The settings of this book were wonderfully told. The descriptions of New Orleans are lush and evocative. Not only are the places perfectly set, but the time period they took place in is as well. Exquisite corpse came out in 1996 and the story takes place during the early years of the AIDS panic. The entire plot of this book circles around gay characters and it is poignant and touching. Reading about what their lives are like and the things they think about during this time period is fascinating and painful.
I have read a lot of reviews on this book and there are plenty that I think misses the point of this book. People that can’t see the message of this book through the blood, as it were. Yes, this book is one of the goriest and brutal books I think I may have ever read. Yes, there is a ton of violence and quite explicit scenes. But this book is meant to be brutal. It is meant to show us how some people’s minds work in relation to love and death. We are meant to feel nauseous while we’re reading this book.

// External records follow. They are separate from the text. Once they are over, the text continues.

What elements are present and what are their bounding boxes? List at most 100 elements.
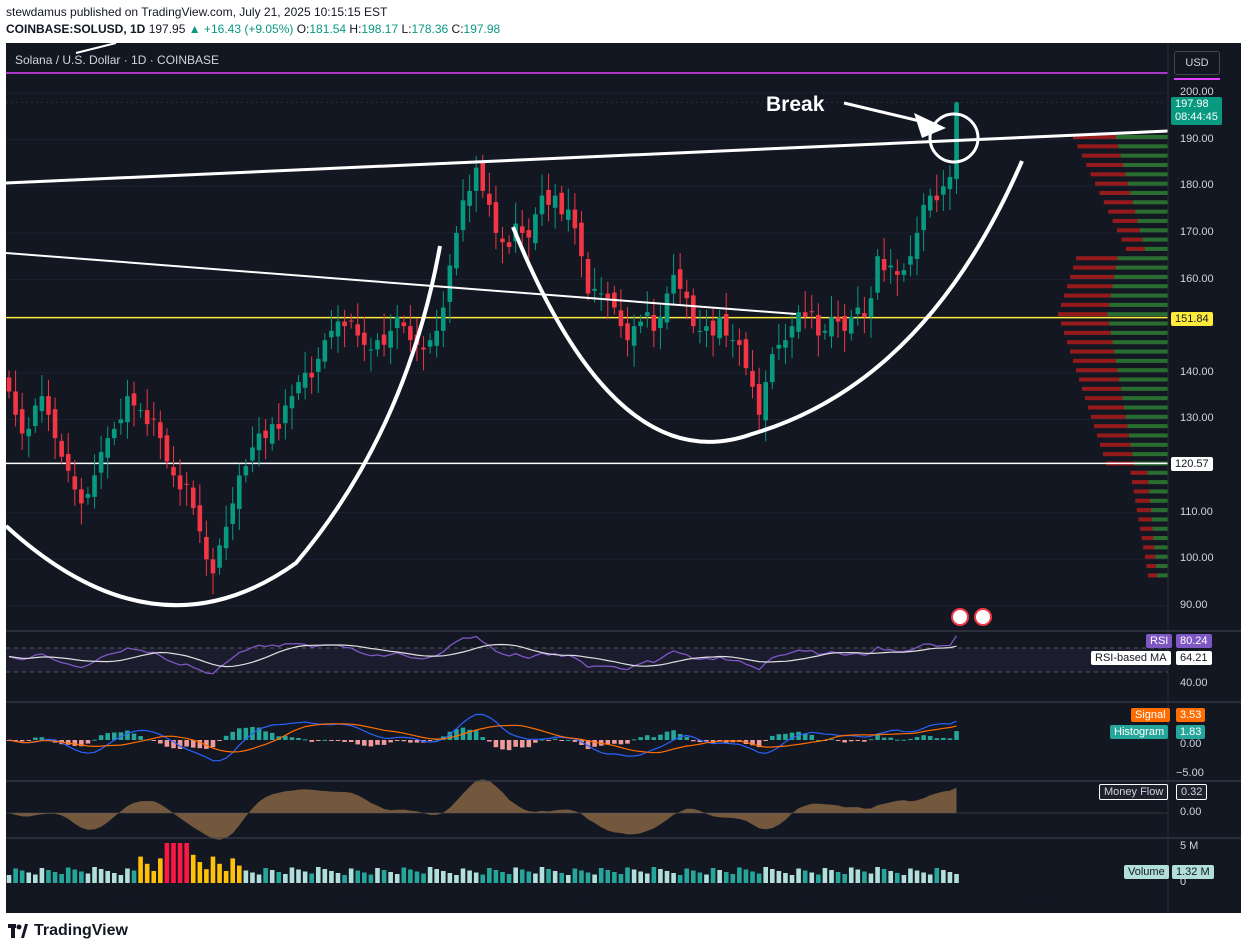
macd-histogram-bar [210,740,216,748]
candle-body [283,405,288,424]
volume-bar [927,874,933,883]
candle-body [533,214,538,244]
volume-bar [592,874,597,883]
volume-bar [355,870,361,883]
macd-histogram-bar [131,733,137,740]
symbol-name: COINBASE:SOLUSD, 1D [6,22,146,36]
volume-bar [533,873,538,883]
rsi-band [6,648,1168,672]
macd-histogram-bar [158,740,163,744]
candle-body [704,326,709,331]
resistance-trendline [6,129,1169,185]
chart-canvas[interactable]: Break [6,43,1241,913]
level-lower-tag: 120.57 [1171,457,1213,471]
volume-bar [881,869,887,883]
volume-bar [243,870,249,883]
volume-bar [723,872,729,883]
macd-histogram-bar [862,740,867,742]
volume-bar [138,856,143,883]
volume-profile-bar [1136,508,1151,513]
volume-bar [579,870,584,883]
candle-body [526,230,532,238]
macd-histogram-bar [335,740,341,741]
volume-value: 1.32 M [1172,865,1214,879]
macd-histogram-bar [605,740,611,745]
candle-body [190,487,196,509]
candle-body [684,291,690,299]
candle-body [941,186,946,195]
macd-histogram-bar [763,740,768,741]
chart-frame[interactable]: Break Solana / U.S. Dollar · 1D · COINBA… [6,43,1241,913]
volume-bar [79,871,84,883]
volume-profile-bar [1117,256,1168,261]
candle-body [908,256,913,265]
last-price-tag-value: 197.98 [1175,98,1209,110]
currency-button[interactable]: USD [1174,51,1220,75]
macd-histogram-bar [895,739,900,741]
macd-histogram-bar [585,740,591,750]
volume-bar [309,873,314,883]
macd-histogram-bar [79,740,84,747]
volume-profile-bar [1070,274,1115,279]
macd-histogram-bar [125,730,130,740]
volume-profile-bar [1156,564,1168,569]
break-annotation[interactable]: Break [766,93,825,116]
candle-body [440,307,446,331]
volume-profile-bar [1125,414,1168,419]
volume-profile-bar [1120,153,1168,158]
volume-profile-bar [1148,573,1157,578]
volume-label: Volume [1124,865,1169,879]
volume-bar [756,873,762,883]
volume-profile-bar [1090,172,1126,177]
volume-profile-bar [1120,386,1168,391]
candle-body [454,232,459,269]
volume-profile-bar [1061,302,1110,307]
macd-histogram-bar [519,740,525,748]
candle-body [375,340,380,350]
signal-value: 3.53 [1176,708,1206,722]
candle-body [158,422,163,439]
descending-trendline [6,252,797,315]
macd-line [8,713,957,762]
candle-body [26,428,32,437]
volume-profile-bar [1082,386,1121,391]
rsi-value: 80.24 [1176,634,1212,648]
volume-bar [164,843,170,883]
macd-histogram-bar [533,740,538,743]
volume-bar [368,874,374,883]
candle-body [256,433,262,451]
volume-profile-bar [1064,293,1111,298]
macd-histogram-bar [526,740,532,748]
candle-body [421,347,426,350]
volume-tick-zero: 0 [1180,876,1187,888]
candle-body [572,209,578,229]
macd-histogram-bar [342,740,347,742]
candle-body [184,483,189,485]
price-change: ▲ +16.43 (+9.05%) [188,22,294,36]
macd-histogram-bar [954,731,959,740]
candle-body [164,435,170,462]
annotation-arrow-shaft [843,101,925,124]
volume-bar [658,869,663,883]
macd-histogram-bar [375,740,380,745]
volume-profile-bar [1107,312,1168,317]
candle-body [697,330,703,332]
volume-bar [737,867,742,883]
macd-histogram-bar [434,739,439,741]
candle-body [473,167,479,191]
candle-body [408,326,413,341]
volume-bar [684,868,690,883]
macd-histogram-bar [848,740,854,742]
macd-histogram-bar [322,739,328,741]
volume-profile-bar [1153,536,1168,541]
volume-bar [816,874,821,883]
volume-profile-bar [1108,209,1136,214]
price-tick-label: 180.00 [1180,179,1214,192]
volume-bar [204,869,209,883]
candle-body [276,424,282,429]
candle-body [46,396,51,415]
macd-histogram-bar [348,740,354,743]
volume-profile-bar [1144,246,1168,251]
volume-profile-bar [1112,284,1168,289]
tradingview-logo[interactable]: TradingView [8,922,128,940]
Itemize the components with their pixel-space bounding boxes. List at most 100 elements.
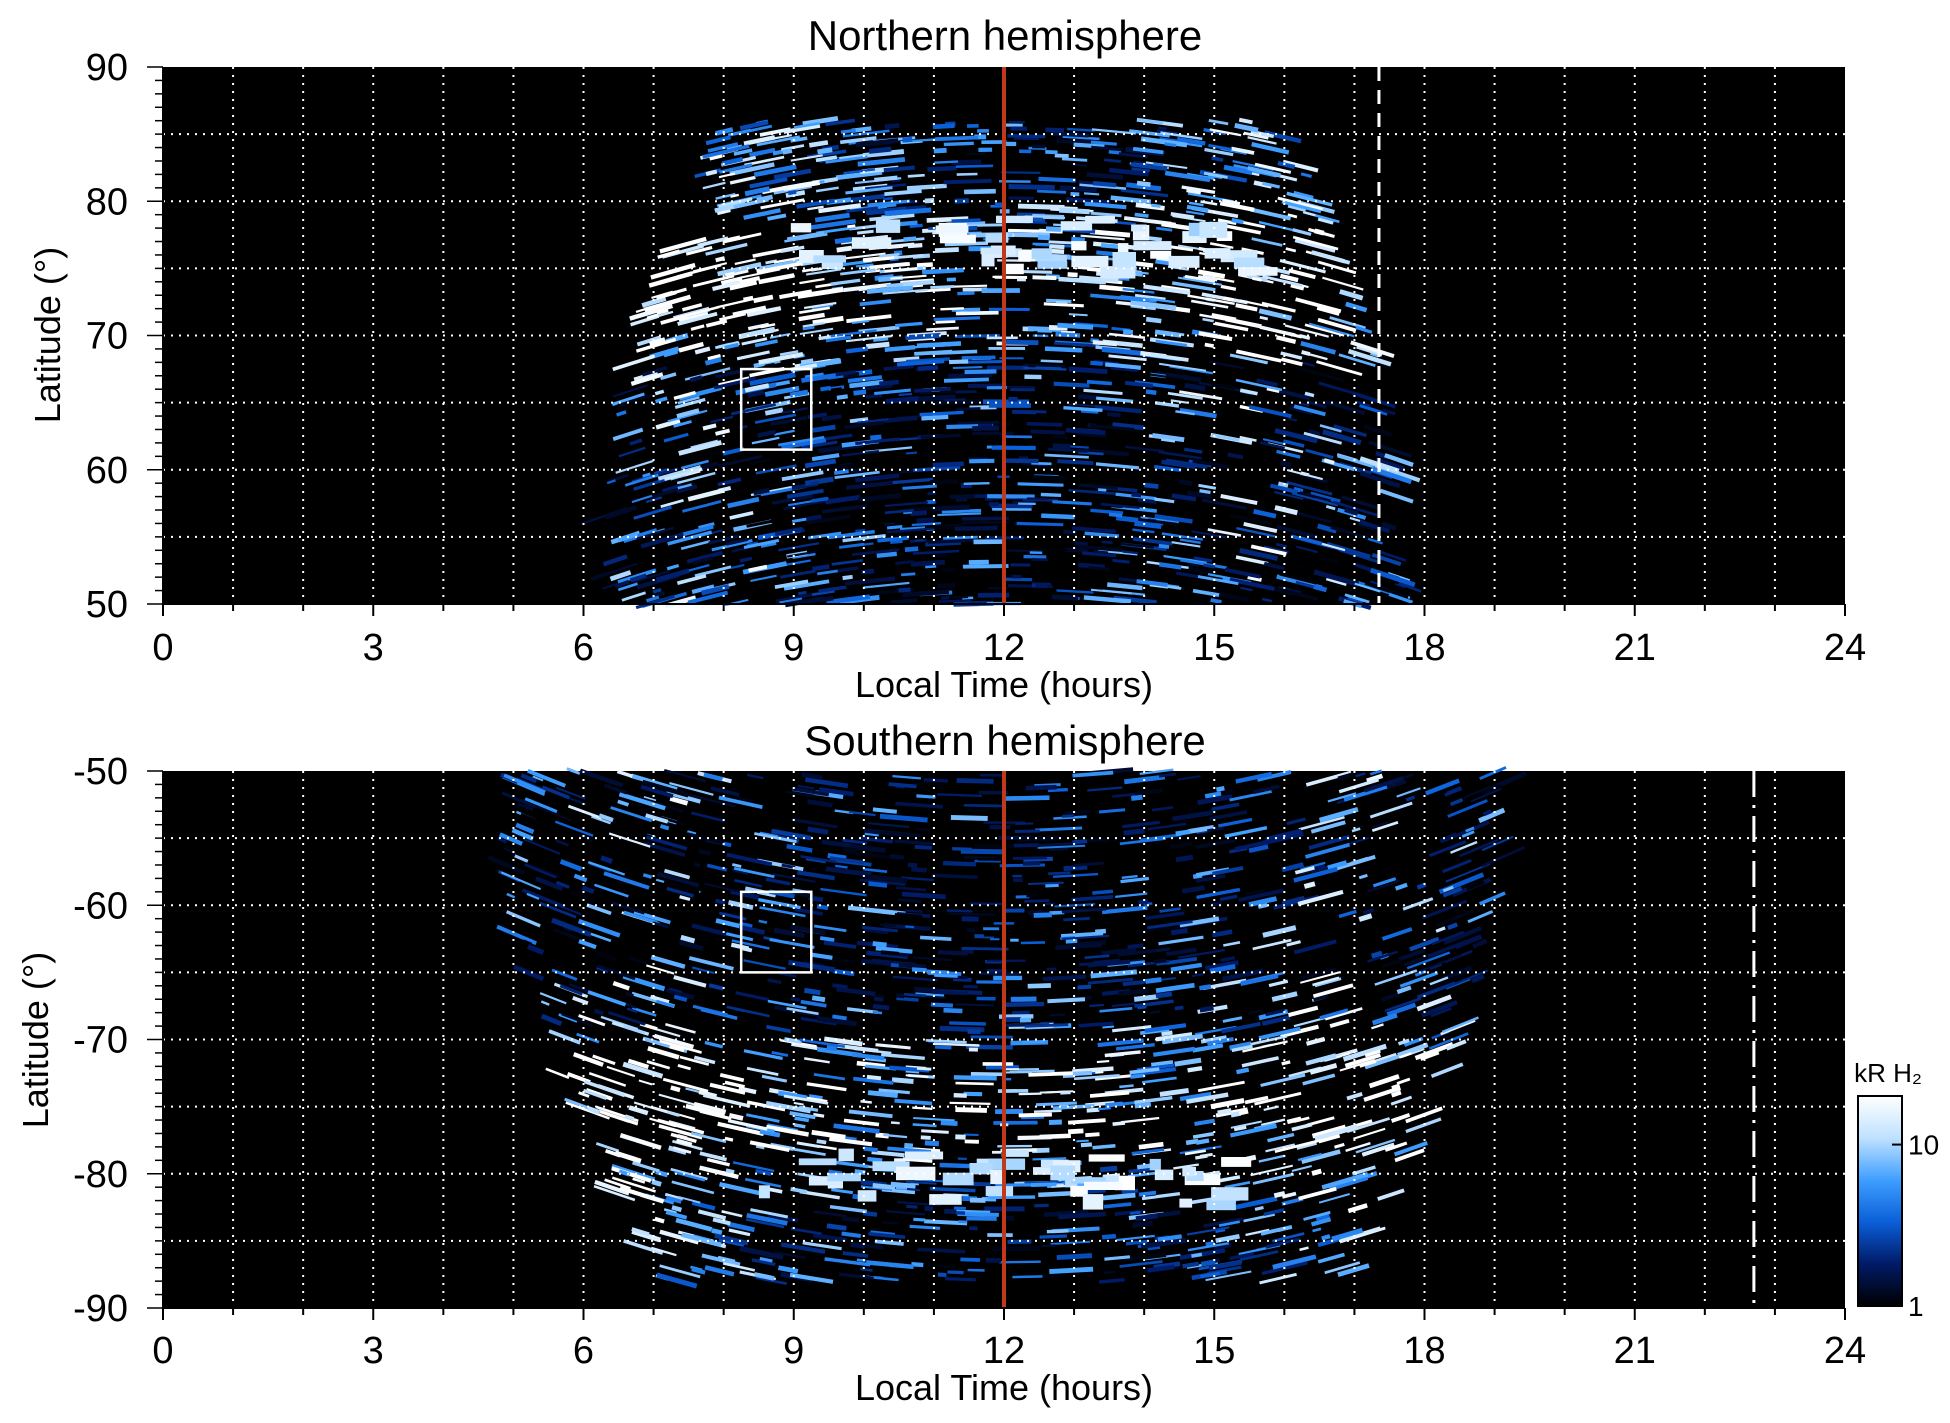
emission-streak (916, 341, 962, 349)
emission-streak (1106, 582, 1143, 591)
emission-streak (887, 477, 934, 485)
emission-streak (799, 1038, 846, 1049)
emission-streak (1199, 984, 1212, 991)
emission-streak (895, 560, 914, 565)
emission-streak (904, 909, 923, 913)
emission-streak (1339, 1226, 1386, 1244)
emission-streak (729, 280, 758, 291)
emission-streak (665, 1022, 696, 1034)
emission-streak (877, 535, 909, 543)
emission-streak (641, 779, 689, 798)
emission-streak (884, 508, 914, 515)
emission-cell (808, 1176, 842, 1186)
emission-streak (1175, 854, 1194, 863)
emission-streak (706, 863, 728, 872)
emission-streak (873, 996, 884, 1002)
emission-streak (1149, 297, 1176, 304)
emission-streak (937, 950, 968, 956)
emission-streak (630, 773, 678, 792)
emission-streak (638, 1079, 653, 1086)
emission-streak (828, 1169, 843, 1176)
emission-streak (802, 321, 825, 328)
emission-streak (894, 1098, 933, 1106)
emission-streak (1479, 891, 1506, 906)
emission-streak (777, 1090, 808, 1101)
emission-streak (567, 804, 603, 820)
emission-streak (1313, 994, 1329, 1002)
emission-streak (887, 1146, 932, 1154)
emission-streak (892, 774, 921, 780)
emission-streak (1086, 1107, 1100, 1113)
emission-streak (687, 488, 724, 502)
emission-streak (592, 1054, 616, 1066)
emission-streak (1299, 491, 1331, 502)
emission-streak (1253, 509, 1277, 519)
emission-streak (1004, 795, 1050, 801)
emission-streak (1430, 1062, 1464, 1078)
emission-streak (658, 1093, 697, 1107)
emission-streak (1105, 1101, 1124, 1108)
emission-streak (699, 863, 737, 877)
emission-streak (1311, 1124, 1347, 1139)
emission-streak (1234, 838, 1278, 851)
emission-streak (570, 890, 595, 903)
emission-streak (734, 258, 756, 266)
emission-streak (744, 186, 771, 197)
emission-streak (942, 860, 977, 867)
emission-streak (1084, 531, 1120, 538)
emission-streak (678, 940, 704, 951)
x-tick-label: 12 (983, 1330, 1025, 1372)
emission-streak (1166, 947, 1197, 957)
emission-streak (1155, 991, 1173, 999)
emission-streak (1217, 1108, 1232, 1116)
panel-title: Southern hemisphere (804, 717, 1206, 764)
emission-streak (842, 838, 868, 845)
emission-streak (1175, 410, 1195, 416)
emission-streak (1053, 381, 1090, 388)
emission-streak (1149, 1010, 1161, 1014)
emission-streak (919, 935, 952, 941)
emission-streak (856, 1060, 886, 1069)
emission-streak (1324, 1007, 1363, 1021)
emission-streak (1381, 927, 1413, 941)
emission-streak (1325, 577, 1347, 586)
x-tick-label: 18 (1403, 627, 1445, 669)
emission-streak (610, 806, 653, 823)
emission-streak (1016, 521, 1064, 527)
emission-streak (1369, 352, 1379, 358)
emission-streak (805, 268, 842, 276)
emission-streak (1321, 1234, 1331, 1241)
emission-streak (786, 844, 813, 853)
emission-streak (1158, 772, 1177, 778)
emission-streak (826, 594, 871, 605)
emission-streak (691, 1267, 706, 1275)
emission-streak (1379, 550, 1407, 562)
emission-streak (946, 909, 973, 913)
emission-streak (1124, 380, 1154, 388)
emission-streak (625, 991, 634, 998)
emission-streak (1347, 595, 1364, 604)
x-tick-labels: 0 3 6 9 12 15 18 21 24 (152, 627, 1866, 669)
emission-streak (666, 1110, 681, 1117)
emission-streak (1324, 1261, 1361, 1275)
x-tick-label: 0 (152, 627, 173, 669)
emission-streak (951, 307, 981, 312)
emission-streak (611, 901, 645, 915)
emission-streak (936, 582, 956, 589)
emission-streak (879, 813, 928, 823)
emission-streak (1481, 783, 1502, 795)
emission-streak (1147, 1246, 1161, 1251)
emission-streak (1149, 373, 1184, 381)
emission-streak (895, 321, 923, 328)
emission-streak (533, 804, 573, 822)
emission-streak (711, 1228, 723, 1236)
emission-streak (934, 1045, 952, 1050)
emission-streak (1134, 293, 1166, 301)
emission-streak (1244, 1095, 1269, 1105)
emission-streak (1072, 839, 1088, 844)
emission-streak (680, 459, 709, 470)
emission-streak (645, 813, 669, 824)
emission-streak (1048, 847, 1069, 851)
emission-streak (1049, 910, 1065, 915)
emission-streak (673, 975, 707, 988)
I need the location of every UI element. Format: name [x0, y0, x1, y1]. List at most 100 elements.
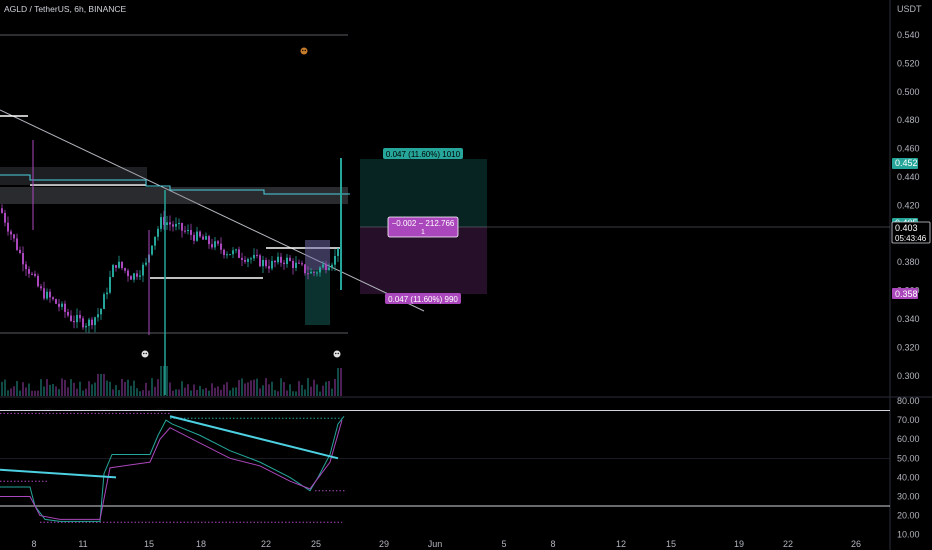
candle-body — [118, 261, 120, 268]
candle-body — [259, 255, 261, 267]
candle-body — [289, 257, 291, 261]
indicator-trendline — [0, 468, 117, 479]
price-tag: 0.358 — [895, 289, 918, 299]
candle-body — [277, 256, 279, 263]
time-tick-label: 22 — [783, 539, 793, 549]
volume-bar — [85, 388, 87, 396]
volume-bar — [91, 384, 93, 396]
drawing-lines[interactable] — [0, 34, 425, 334]
demand-zone — [305, 240, 330, 325]
volume-bar — [46, 379, 48, 396]
stop-label: 0.047 (11.60%) 990 — [388, 295, 458, 304]
indicator-tick-label: 80.00 — [897, 396, 920, 406]
volume-bar — [31, 390, 33, 396]
indicator-axis[interactable]: 80.00 70.00 60.00 50.00 40.00 30.00 20.00 10.00 — [897, 396, 920, 540]
candle-body — [25, 264, 27, 270]
candle-body — [151, 245, 153, 255]
volume-bar — [247, 382, 249, 396]
candle-body — [40, 286, 42, 289]
candle-body — [109, 276, 111, 293]
volume-bar — [322, 385, 324, 396]
candle-body — [85, 325, 87, 328]
signal-line — [0, 419, 343, 520]
candle-body — [55, 299, 57, 304]
volume-bar — [313, 379, 315, 396]
channel-line — [0, 174, 350, 195]
volume-bar — [103, 374, 105, 396]
indicator-tick-label: 40.00 — [897, 472, 920, 482]
candle-body — [91, 319, 93, 326]
candle-body — [202, 236, 204, 240]
volume-bar — [193, 384, 195, 396]
volume-bar — [331, 388, 333, 396]
candle-body — [1, 208, 3, 213]
volume-bar — [298, 381, 300, 396]
volume-bar — [61, 378, 63, 396]
candle-body — [163, 217, 165, 226]
volume-bar — [202, 389, 204, 396]
volume-bar — [145, 382, 147, 396]
volume-bar — [76, 388, 78, 396]
price-axis[interactable]: 0.5400.5200.5000.4800.4600.4400.4200.400… — [897, 30, 920, 381]
candle-body — [226, 254, 228, 256]
indicator-pane — [0, 410, 890, 523]
volume-bar — [136, 388, 138, 396]
stop-label-bg — [385, 293, 461, 304]
volume-bar — [130, 385, 132, 396]
volume-bar — [295, 391, 297, 396]
volume-bar — [328, 381, 330, 396]
price-tick-label: 0.440 — [897, 172, 920, 182]
volume-bar — [262, 385, 264, 396]
candle-body — [319, 267, 321, 273]
candle-body — [274, 260, 276, 263]
candle-body — [28, 269, 30, 274]
volume-bar — [1, 381, 3, 396]
volume-bar — [121, 378, 123, 396]
icon-shape — [337, 352, 339, 355]
candle-body — [175, 223, 177, 227]
icon-shape — [302, 49, 304, 52]
candle-body — [169, 222, 171, 225]
volume-bar — [175, 389, 177, 396]
candle-body — [49, 291, 51, 298]
volume-bar — [157, 379, 159, 396]
volume-bar — [154, 386, 156, 396]
candle-body — [184, 230, 186, 232]
time-tick-label: Jun — [428, 539, 443, 549]
position-tool[interactable] — [360, 159, 890, 294]
volume-bar — [301, 384, 303, 396]
candle-body — [37, 275, 39, 287]
volume-bar — [172, 390, 174, 396]
volume-bar — [133, 380, 135, 396]
volume-bar — [28, 383, 30, 396]
volume-bar — [244, 383, 246, 396]
candle-body — [10, 231, 12, 235]
volume-bar — [4, 379, 6, 396]
icon-shape — [145, 352, 147, 355]
candle-body — [67, 311, 69, 316]
candle-body — [16, 238, 18, 250]
icon-shape — [141, 350, 149, 358]
candle-body — [139, 275, 141, 277]
candle-body — [316, 272, 318, 274]
price-tick-label: 0.420 — [897, 200, 920, 210]
time-axis[interactable]: 8 11 15 18 22 25 29 Jun 5 8 12 15 19 22 26 — [31, 539, 861, 549]
candle-body — [127, 270, 129, 277]
volume-bar — [238, 380, 240, 396]
volume-bar — [67, 387, 69, 396]
candle-body — [235, 249, 237, 251]
symbol-title[interactable]: AGLD / TetherUS, 6h, BINANCE — [4, 4, 127, 14]
volume-bar — [232, 387, 234, 396]
candle-body — [331, 264, 333, 268]
volume-bar — [283, 382, 285, 396]
trend-line — [0, 109, 425, 312]
price-tick-label: 0.300 — [897, 371, 920, 381]
price-tag-bg — [892, 288, 918, 299]
candle-body — [58, 303, 60, 307]
candle-body — [250, 258, 252, 260]
volume-bar — [151, 378, 153, 396]
candle-body — [82, 318, 84, 328]
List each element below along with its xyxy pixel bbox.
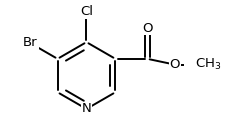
Text: O: O bbox=[169, 58, 179, 71]
Text: Br: Br bbox=[22, 36, 37, 49]
Text: CH$_3$: CH$_3$ bbox=[194, 57, 221, 72]
Text: O: O bbox=[142, 22, 152, 35]
Text: N: N bbox=[81, 102, 91, 116]
Text: Cl: Cl bbox=[80, 5, 92, 18]
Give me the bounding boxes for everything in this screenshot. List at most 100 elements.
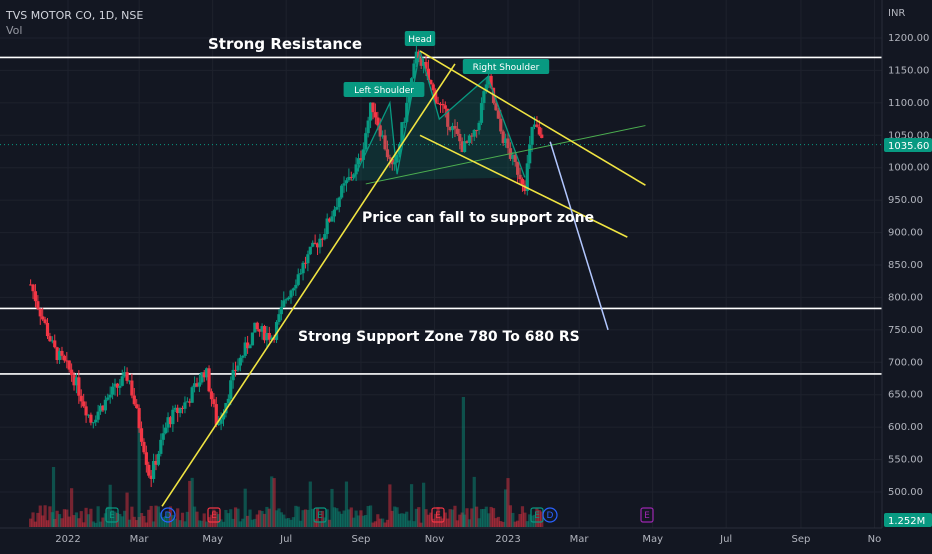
volume-bar	[224, 509, 228, 527]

Exploring the romance of two serial killers is tough. It’s a hard thing to read. But Brite writes in such a beautiful and poetic way that sometimes you forget that you’re reading about cannibalism or torture. I know that that makes me sound a little weird, but I am willing to take on that title if it means admitting to the fact that this book is excellent. At times, when you’re picturing certain scenes in your mind’s eye, you know you are supposed to feel grossed-out and upset, but the writing in this book is beyond amazing and it makes you forget about how terrible these scenes truly are.
The acts of sex and murder in this book are described so vividly that it is something I will never forget and definitely something that I will have a reread of every so often. This book is only for those interested in the inner workings of a serial killer's mind who also have an iron stomach. It is only for those ready to have feelings that they know are wrong. If you’re ready to question your own morality, read this book.